Schneider praises Müller’s Manifesto of Faith

February 13, 2019 (LifeSiteNews) – Bishop Athanasius Schneider, auxiliary bishop of Astana, Kazakhstan, supports and welcomes Cardinal Gerhard Müller’s new Manifesto of Faith.
In a statement to LifeSiteNews, Bishop Schneider said he welcomes this manifesto as “a necessary and a very timely initiative, edifying the Faith and bringing light in the enormous spiritual confusion,” which can bring “to the faithful consolation and encouragement.”
Today, even such a simple statement of the truths of the faith is “often not anymore tolerated and is perceived even as a provocation, as one could see this, for instance, from the prompt, intolerant and astonishingly aggressive reaction with which Cardinal Walter Kasper has rejected the Manifesto of Faith of Cardinal Müller,” he said. (Cardinal Kasper’s rebuke can be read here.)
Thus, Bishop Schneider hopes for a growing resistance against the “disfigurement” of the Catholic faith, a resistance that would be “a numerically growing, uniform voice of the true Faith, an ‘una vox verae fidei,’ comprising all members of the Mystical Body of Christ, representatives both of the Magisterium and of the Lay Faithful.”
Cardinal Müller issued his Manifesto upon requests from clergy and laity alike who asked him to confirm the essential tenets of the Catholic faith in the face of growing doctrinal and moral confusion in the Church. The full Manifesto may be read here.
Readers are invited to express their own sensus fidelium by signing a petition in support of Cardinal Müller. This petition has so far been signed by nearly 14,000 people.
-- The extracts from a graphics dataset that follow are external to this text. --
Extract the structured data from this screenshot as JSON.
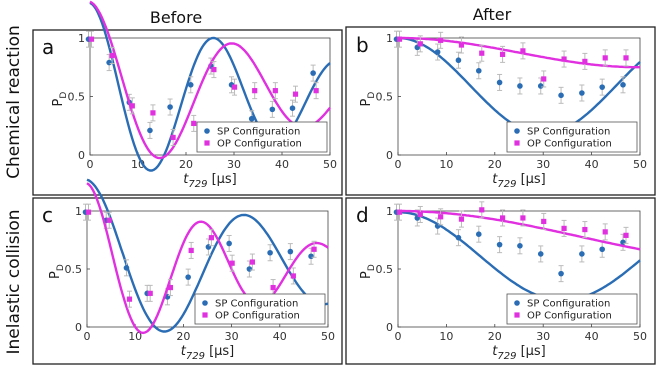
{
  "figure": {
    "col_titles": [
      "Before",
      "After"
    ],
    "row_titles": [
      "Chemical reaction",
      "Inelastic collision"
    ]
  },
  "chart_data": [
    {
      "type": "scatter",
      "panel_label": "a",
      "xlabel": "t729 [µs]",
      "ylabel": "PD",
      "xlim": [
        0,
        50
      ],
      "ylim": [
        0,
        1
      ],
      "xticks": [
        "0",
        "10",
        "20",
        "30",
        "40",
        "50"
      ],
      "yticks": [
        "0",
        "0.5",
        "1"
      ],
      "legend": "bottom-right",
      "series": [
        {
          "name": "SP Configuration",
          "color": "#2a6db5",
          "marker": "circle",
          "points": [
            [
              0,
              0.99
            ],
            [
              4.3,
              0.79
            ],
            [
              8.5,
              0.45
            ],
            [
              12.8,
              0.21
            ],
            [
              17,
              0.41
            ],
            [
              21.3,
              0.6
            ],
            [
              25.5,
              0.76
            ],
            [
              29.8,
              0.6
            ],
            [
              34,
              0.31
            ],
            [
              38.3,
              0.39
            ],
            [
              42.5,
              0.4
            ],
            [
              46.8,
              0.7
            ]
          ],
          "fit": {
            "amp": 0.8,
            "tau": 55,
            "period": 26,
            "offset": 0.5
          }
        },
        {
          "name": "OP Configuration",
          "color": "#e030e0",
          "marker": "square",
          "points": [
            [
              0,
              0.99
            ],
            [
              4.3,
              0.85
            ],
            [
              8.5,
              0.42
            ],
            [
              12.8,
              0.36
            ],
            [
              17,
              0.15
            ],
            [
              21.3,
              0.27
            ],
            [
              25.5,
              0.73
            ],
            [
              29.8,
              0.58
            ],
            [
              34,
              0.55
            ],
            [
              38.3,
              0.55
            ],
            [
              42.5,
              0.52
            ],
            [
              46.8,
              0.55
            ]
          ],
          "fit": {
            "amp": 0.77,
            "tau": 48,
            "period": 30,
            "offset": 0.54
          }
        }
      ]
    },
    {
      "type": "scatter",
      "panel_label": "b",
      "xlabel": "t729 [µs]",
      "ylabel": "PD",
      "xlim": [
        0,
        50
      ],
      "ylim": [
        0,
        1
      ],
      "xticks": [
        "0",
        "10",
        "20",
        "30",
        "40",
        "50"
      ],
      "yticks": [
        "0",
        "0.5",
        "1"
      ],
      "legend": "bottom-right",
      "series": [
        {
          "name": "SP Configuration",
          "color": "#2a6db5",
          "marker": "circle",
          "points": [
            [
              0,
              0.99
            ],
            [
              4.3,
              0.92
            ],
            [
              8.5,
              0.88
            ],
            [
              12.8,
              0.81
            ],
            [
              17,
              0.72
            ],
            [
              21.3,
              0.62
            ],
            [
              25.5,
              0.59
            ],
            [
              29.8,
              0.59
            ],
            [
              34,
              0.51
            ],
            [
              38.3,
              0.53
            ],
            [
              42.5,
              0.58
            ],
            [
              46.8,
              0.6
            ]
          ],
          "fit": {
            "amp": 0.41,
            "tau": 1000000000.0,
            "period": 60,
            "offset": 0.59
          }
        },
        {
          "name": "OP Configuration",
          "color": "#e030e0",
          "marker": "square",
          "points": [
            [
              0,
              0.99
            ],
            [
              4.3,
              0.95
            ],
            [
              8.5,
              0.98
            ],
            [
              12.8,
              0.94
            ],
            [
              17,
              0.87
            ],
            [
              21.3,
              0.86
            ],
            [
              25.5,
              0.89
            ],
            [
              29.8,
              0.65
            ],
            [
              34,
              0.82
            ],
            [
              38.3,
              0.8
            ],
            [
              42.5,
              0.83
            ],
            [
              46.8,
              0.83
            ]
          ],
          "fit": {
            "amp": 0.125,
            "tau": 1000000000.0,
            "period": 100,
            "offset": 0.875
          }
        }
      ]
    },
    {
      "type": "scatter",
      "panel_label": "c",
      "xlabel": "t729 [µs]",
      "ylabel": "PD",
      "xlim": [
        0,
        50
      ],
      "ylim": [
        0,
        1
      ],
      "xticks": [
        "0",
        "10",
        "20",
        "30",
        "40",
        "50"
      ],
      "yticks": [
        "0",
        "0.5",
        "1"
      ],
      "legend": "bottom-right",
      "series": [
        {
          "name": "SP Configuration",
          "color": "#2a6db5",
          "marker": "circle",
          "points": [
            [
              0,
              0.99
            ],
            [
              4.3,
              0.92
            ],
            [
              8.5,
              0.51
            ],
            [
              12.8,
              0.29
            ],
            [
              17,
              0.26
            ],
            [
              21.3,
              0.43
            ],
            [
              25.5,
              0.69
            ],
            [
              29.8,
              0.72
            ],
            [
              34,
              0.5
            ],
            [
              38.3,
              0.64
            ],
            [
              42.5,
              0.65
            ],
            [
              46.8,
              0.61
            ]
          ],
          "fit": {
            "amp": 0.74,
            "tau": 62,
            "period": 33,
            "offset": 0.53
          }
        },
        {
          "name": "OP Configuration",
          "color": "#e030e0",
          "marker": "square",
          "points": [
            [
              0,
              0.99
            ],
            [
              4.3,
              0.92
            ],
            [
              8.5,
              0.24
            ],
            [
              12.8,
              0.29
            ],
            [
              17,
              0.34
            ],
            [
              21.3,
              0.66
            ],
            [
              25.5,
              0.77
            ],
            [
              29.8,
              0.55
            ],
            [
              34,
              0.56
            ],
            [
              38.3,
              0.34
            ],
            [
              42.5,
              0.44
            ],
            [
              46.8,
              0.67
            ]
          ],
          "fit": {
            "amp": 0.74,
            "tau": 40,
            "period": 24,
            "offset": 0.5
          }
        }
      ]
    },
    {
      "type": "scatter",
      "panel_label": "d",
      "xlabel": "t729 [µs]",
      "ylabel": "PD",
      "xlim": [
        0,
        50
      ],
      "ylim": [
        0,
        1
      ],
      "xticks": [
        "0",
        "10",
        "20",
        "30",
        "40",
        "50"
      ],
      "yticks": [
        "0",
        "0.5",
        "1"
      ],
      "legend": "bottom-right",
      "series": [
        {
          "name": "SP Configuration",
          "color": "#2a6db5",
          "marker": "circle",
          "points": [
            [
              0,
              0.99
            ],
            [
              4.3,
              0.94
            ],
            [
              8.5,
              0.87
            ],
            [
              12.8,
              0.77
            ],
            [
              17,
              0.8
            ],
            [
              21.3,
              0.71
            ],
            [
              25.5,
              0.7
            ],
            [
              29.8,
              0.63
            ],
            [
              34,
              0.46
            ],
            [
              38.3,
              0.63
            ],
            [
              42.5,
              0.67
            ],
            [
              46.8,
              0.73
            ]
          ],
          "fit": {
            "amp": 0.38,
            "tau": 1000000000.0,
            "period": 68,
            "offset": 0.61
          }
        },
        {
          "name": "OP Configuration",
          "color": "#e030e0",
          "marker": "square",
          "points": [
            [
              0,
              0.99
            ],
            [
              4.3,
              0.97
            ],
            [
              8.5,
              0.95
            ],
            [
              12.8,
              0.93
            ],
            [
              17,
              1.01
            ],
            [
              21.3,
              0.94
            ],
            [
              25.5,
              0.94
            ],
            [
              29.8,
              0.91
            ],
            [
              34,
              0.85
            ],
            [
              38.3,
              0.84
            ],
            [
              42.5,
              0.82
            ],
            [
              46.8,
              0.79
            ]
          ],
          "fit": {
            "amp": 0.22,
            "tau": 1000000000.0,
            "period": 150,
            "offset": 0.78
          }
        }
      ]
    }
  ]
}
Support for Cardinal Müller's Manifesto of Faith

Bishop Athanasius Schneider
Cardinal Gerhard Ludwig Müller’s recent Manifesto of Faith is a necessary and a very timely initiative, edifying the Faith and bringing light in the enormous spiritual confusion, which for quite a while reigns in the life of the Church and which has reached in our days unimagined dimensions.
This initiative brings to the faithful consolation and encouragement. In this Manifesto of Faith is being made from the mouth of a high-ranking representative of the Church’s hierarchy a public and unmistakable profession of the immutable Catholic Faith. This profession from Cardinal Müller covers particularly those truths of the Faith and of its sacramental practice, which in our days are mostly disfigured, being such a disfiguration often through a cunning and gnostic interpretation passed off as a hermeneutic or a “development of doctrine, in continuity.”
A clear profession of the Divinely revealed truths is in our days in the life of the Church often not anymore tolerated and is perceived even as a provocation, as one could see this, for instance, from the prompt, intolerant and astonishingly aggressive reaction with which Cardinal Walter Kasper has rejected the Manifesto of Faith of Cardinal Müller. With his reasoning against the Manifesto of Faith, Cardinal Kasper has only demonstrated that he himself does not anymore live in the true Faith of the Apostles and of the Church of all times, but, on the contrary, he represents a Christianity that in the manner of a gnosis has built up for itself a world of an alleged faith after the taste of one’s own ego or the predominance of the respective “Zeitgeist” (the spirit of the age).
Cardinal Müller’s initiative of Faith deserves full recognition. It is an important contribution to stem the flood of the neo-gnostic Christianity inside the Catholic Church. One must wish and pray, that inside the Church there will now sound a numerically growing, uniform voice of the true Faith, an “una vox verae fidei,” comprising all members of the Mystical Body of Christ, representatives both of the Magisterium and of the Lay Faithful. In their profession of Faith, they should not allow themselves to be confused or intimidated by anybody – not even from a Cardinal Kasper – for with Saint Paul they can serenely and convincingly say: “I know Whom I have believed! (scio, Cui credidi!)” (2 Tim. 1: 12).